The Indonesian Ministry of Trade has recently lifted a ban on sea sand exports that had been in place for over two decades, triggering controversy due to their potential long-term environmental impacts.
This policy shift was detailed in two new ministerial regulations, which were issued on August 29, 2024.
The new regulations, Minister of Trade Regulation No. 20/2024 and Minister of Trade Regulation No. 21/2024, amend previous trade rules to align with Government Regulation No. 26/2023 on the Management of Marine Sediment. This decision follows a proposal from the Ministry of Marine Affairs and Fisheries (KKP).

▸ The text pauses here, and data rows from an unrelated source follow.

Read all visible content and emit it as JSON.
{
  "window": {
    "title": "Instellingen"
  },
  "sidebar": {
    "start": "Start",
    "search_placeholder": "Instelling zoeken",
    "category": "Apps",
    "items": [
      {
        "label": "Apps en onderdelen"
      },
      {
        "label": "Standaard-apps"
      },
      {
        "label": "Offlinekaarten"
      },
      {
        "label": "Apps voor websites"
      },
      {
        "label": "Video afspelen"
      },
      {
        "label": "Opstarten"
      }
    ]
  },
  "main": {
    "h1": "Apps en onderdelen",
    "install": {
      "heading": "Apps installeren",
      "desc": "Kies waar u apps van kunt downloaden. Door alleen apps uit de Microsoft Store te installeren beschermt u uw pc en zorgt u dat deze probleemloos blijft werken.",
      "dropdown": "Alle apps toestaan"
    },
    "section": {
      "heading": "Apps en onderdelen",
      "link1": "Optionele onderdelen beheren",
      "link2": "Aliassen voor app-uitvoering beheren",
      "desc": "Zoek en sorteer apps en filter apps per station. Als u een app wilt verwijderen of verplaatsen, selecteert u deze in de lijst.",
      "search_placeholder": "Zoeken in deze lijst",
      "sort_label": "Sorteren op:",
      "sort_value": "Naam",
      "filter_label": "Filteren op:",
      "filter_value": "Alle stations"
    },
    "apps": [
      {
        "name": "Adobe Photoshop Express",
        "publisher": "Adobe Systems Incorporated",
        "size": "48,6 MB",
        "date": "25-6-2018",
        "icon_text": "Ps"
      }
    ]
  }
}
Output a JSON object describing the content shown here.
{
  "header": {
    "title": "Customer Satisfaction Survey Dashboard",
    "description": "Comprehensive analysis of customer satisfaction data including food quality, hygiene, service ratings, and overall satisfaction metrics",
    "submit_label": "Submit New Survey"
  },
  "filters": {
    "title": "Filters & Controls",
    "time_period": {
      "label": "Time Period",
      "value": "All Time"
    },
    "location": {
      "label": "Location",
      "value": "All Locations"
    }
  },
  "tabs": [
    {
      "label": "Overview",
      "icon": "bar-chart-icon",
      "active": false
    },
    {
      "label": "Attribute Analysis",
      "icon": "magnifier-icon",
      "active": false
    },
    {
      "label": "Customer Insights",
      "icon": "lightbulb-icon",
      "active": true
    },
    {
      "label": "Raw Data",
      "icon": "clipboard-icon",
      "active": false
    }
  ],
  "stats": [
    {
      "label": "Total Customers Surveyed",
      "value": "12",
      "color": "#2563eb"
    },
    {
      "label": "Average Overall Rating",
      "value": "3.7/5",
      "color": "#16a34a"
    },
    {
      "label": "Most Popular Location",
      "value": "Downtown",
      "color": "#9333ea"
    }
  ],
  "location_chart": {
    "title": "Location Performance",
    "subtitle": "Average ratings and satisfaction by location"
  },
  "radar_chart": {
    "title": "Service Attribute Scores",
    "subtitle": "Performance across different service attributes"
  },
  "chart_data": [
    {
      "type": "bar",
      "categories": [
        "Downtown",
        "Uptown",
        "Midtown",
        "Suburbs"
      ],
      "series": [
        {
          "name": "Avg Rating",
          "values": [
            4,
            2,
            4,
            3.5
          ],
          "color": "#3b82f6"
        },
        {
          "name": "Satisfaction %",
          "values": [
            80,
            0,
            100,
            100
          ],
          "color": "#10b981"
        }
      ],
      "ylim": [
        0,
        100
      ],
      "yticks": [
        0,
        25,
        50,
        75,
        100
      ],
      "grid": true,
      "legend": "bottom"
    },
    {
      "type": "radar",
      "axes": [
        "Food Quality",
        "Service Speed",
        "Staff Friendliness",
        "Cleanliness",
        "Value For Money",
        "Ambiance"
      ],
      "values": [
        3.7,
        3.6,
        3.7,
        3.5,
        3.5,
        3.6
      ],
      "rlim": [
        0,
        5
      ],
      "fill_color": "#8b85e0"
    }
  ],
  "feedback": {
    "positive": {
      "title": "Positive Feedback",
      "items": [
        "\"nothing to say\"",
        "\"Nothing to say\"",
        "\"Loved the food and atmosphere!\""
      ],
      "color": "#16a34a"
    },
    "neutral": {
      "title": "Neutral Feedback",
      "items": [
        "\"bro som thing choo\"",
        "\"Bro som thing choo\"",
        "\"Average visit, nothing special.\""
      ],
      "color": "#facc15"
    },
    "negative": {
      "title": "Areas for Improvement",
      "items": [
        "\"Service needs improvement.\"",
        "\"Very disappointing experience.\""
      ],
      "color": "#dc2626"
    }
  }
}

Isy Karim, Director General of Foreign Trade at the Ministry of Trade, said that the revised regulations are intended to ensure that sea sand exports occur only after domestic needs are met.

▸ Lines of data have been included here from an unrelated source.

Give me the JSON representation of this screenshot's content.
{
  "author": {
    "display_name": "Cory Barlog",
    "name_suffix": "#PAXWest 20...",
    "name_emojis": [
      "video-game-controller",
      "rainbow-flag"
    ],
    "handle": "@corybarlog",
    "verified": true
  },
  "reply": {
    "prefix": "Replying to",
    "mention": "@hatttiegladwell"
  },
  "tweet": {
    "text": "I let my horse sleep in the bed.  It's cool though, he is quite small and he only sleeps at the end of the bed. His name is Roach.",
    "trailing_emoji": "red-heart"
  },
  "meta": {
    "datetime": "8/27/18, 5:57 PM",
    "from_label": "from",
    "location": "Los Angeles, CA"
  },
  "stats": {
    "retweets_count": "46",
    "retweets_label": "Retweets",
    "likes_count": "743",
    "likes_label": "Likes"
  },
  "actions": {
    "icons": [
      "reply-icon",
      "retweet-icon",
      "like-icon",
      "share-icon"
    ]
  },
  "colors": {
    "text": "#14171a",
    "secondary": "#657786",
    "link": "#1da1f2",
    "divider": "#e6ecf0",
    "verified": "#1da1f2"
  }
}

The aim is to manage sedimentation and support coastal and marine ecosystem health while using sedimentation for development and ecosystem restoration.

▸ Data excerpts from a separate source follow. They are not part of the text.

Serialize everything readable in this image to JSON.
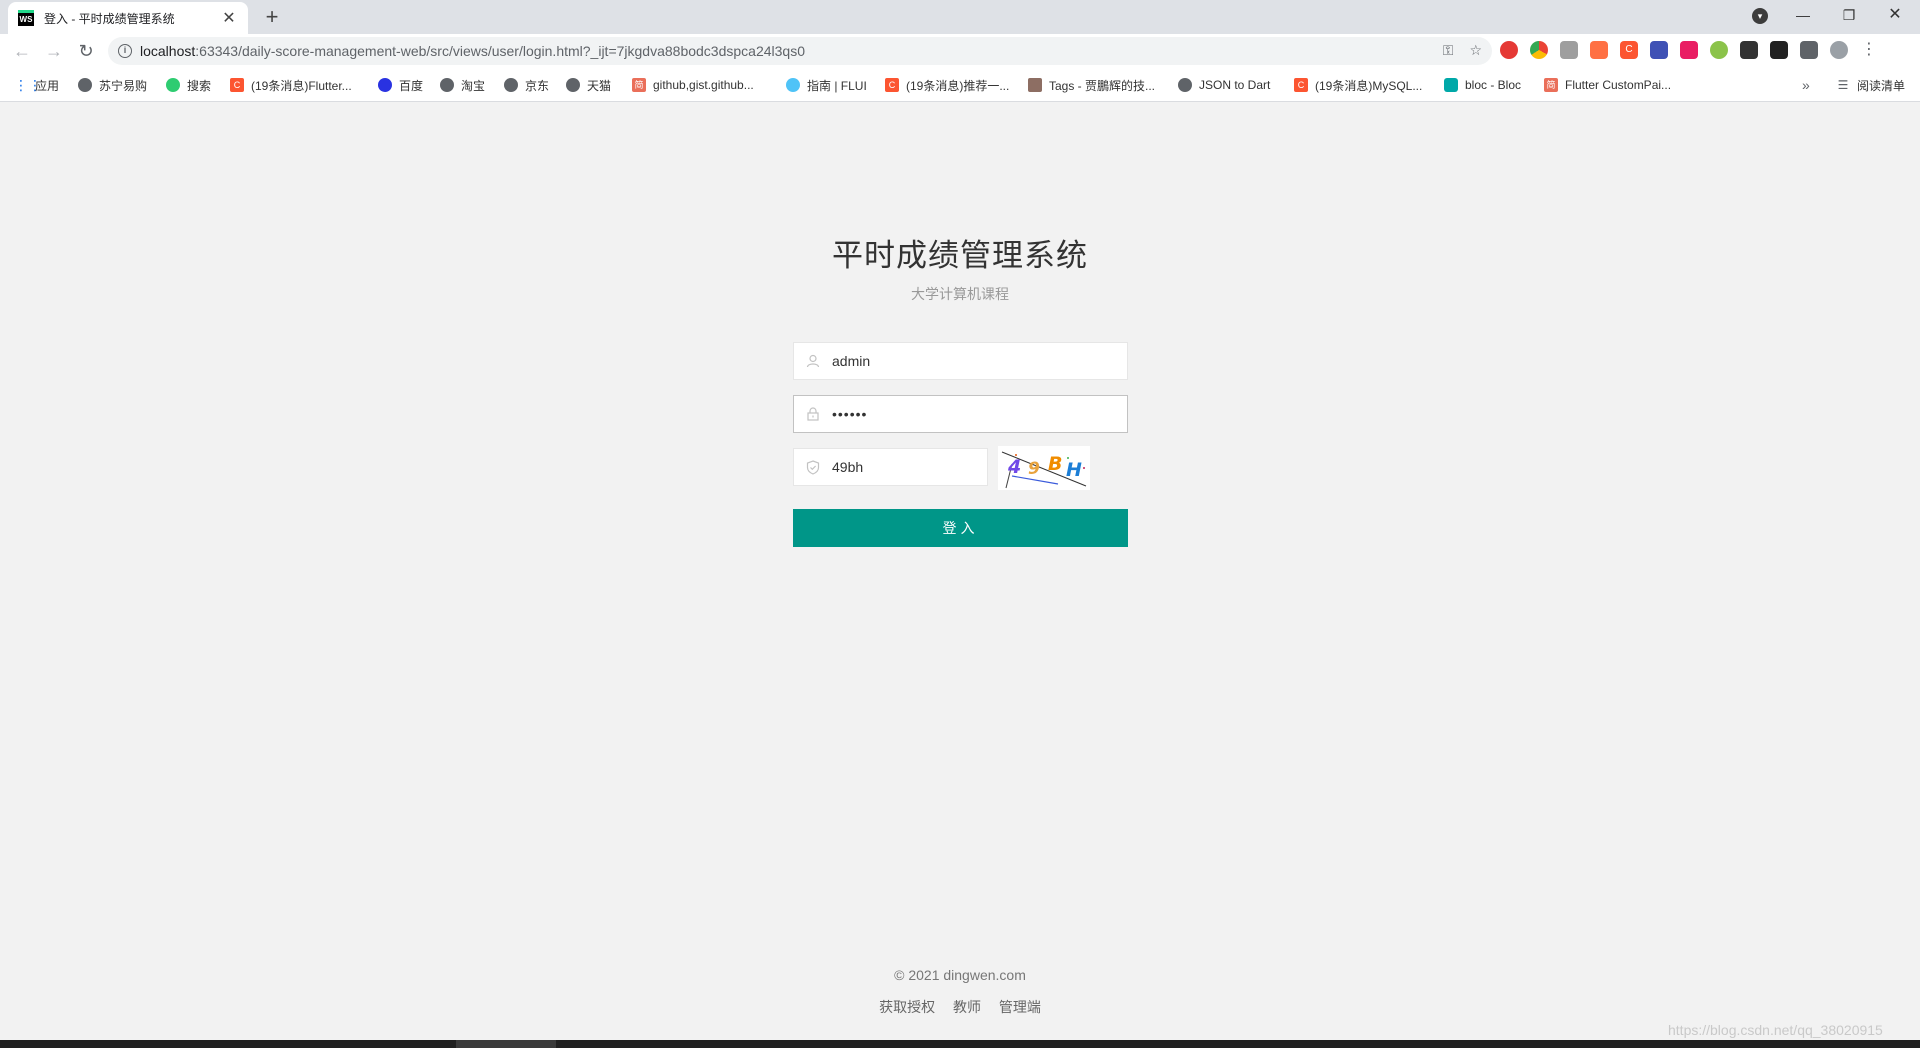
{
  "browser": {
    "tab_title": "登入 - 平时成绩管理系统",
    "tab_favicon_text": "WS",
    "url_host": "localhost",
    "url_rest": ":63343/daily-score-management-web/src/views/user/login.html?_ijt=7jkgdva88bodc3dspca24l3qs0",
    "reading_list": "阅读清单",
    "bookmarks": [
      {
        "label": "应用",
        "icon": "apps-icon"
      },
      {
        "label": "苏宁易购",
        "icon": "globe-icon"
      },
      {
        "label": "搜索",
        "icon": "search-icon"
      },
      {
        "label": "(19条消息)Flutter...",
        "icon": "csdn-icon"
      },
      {
        "label": "百度",
        "icon": "baidu-icon"
      },
      {
        "label": "淘宝",
        "icon": "globe-icon"
      },
      {
        "label": "京东",
        "icon": "globe-icon"
      },
      {
        "label": "天猫",
        "icon": "globe-icon"
      },
      {
        "label": "github,gist.github...",
        "icon": "jianshu-icon"
      },
      {
        "label": "指南 | FLUI",
        "icon": "flui-icon"
      },
      {
        "label": "(19条消息)推荐一...",
        "icon": "csdn-icon"
      },
      {
        "label": "Tags - 贾鵬辉的技...",
        "icon": "tags-icon"
      },
      {
        "label": "JSON to Dart",
        "icon": "globe-icon"
      },
      {
        "label": "(19条消息)MySQL...",
        "icon": "csdn-icon"
      },
      {
        "label": "bloc - Bloc",
        "icon": "bloc-icon"
      },
      {
        "label": "Flutter CustomPai...",
        "icon": "jianshu-icon"
      }
    ]
  },
  "login": {
    "title": "平时成绩管理系统",
    "subtitle": "大学计算机课程",
    "username_value": "admin",
    "password_value": "••••••",
    "captcha_value": "49bh",
    "captcha_image_text": "49BH",
    "submit_label": "登入"
  },
  "footer": {
    "copyright": "© 2021   dingwen.com",
    "links": [
      "获取授权",
      "教师",
      "管理端"
    ]
  },
  "watermark": "https://blog.csdn.net/qq_38020915",
  "colors": {
    "primary": "#009688",
    "background": "#f2f2f2"
  }
}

The new regulations require exporters to meet specific requirements, including being a Registered Exporter (ET), having Export Approval (PE), and providing a Surveyor Report (LS).
Sea sand exports were previously halted in February 2002 due to environmental concerns. According to the Indonesia Environmental Forum (Walhi), the economic benefits of sea sand exports are outweighed by potential losses, estimating a loss of up to five times the profits from such exports.
Walhi’s Coastal and Small Island Campaign Manager, Parid Ridwanuddin, warned that the environmental damage from sand extraction could severely impact local fisheries and require substantial recovery efforts.
He urged the government to reconsider this policy, emphasizing the need for a comprehensive environmental impact assessment and a possible reversal of the current regulation.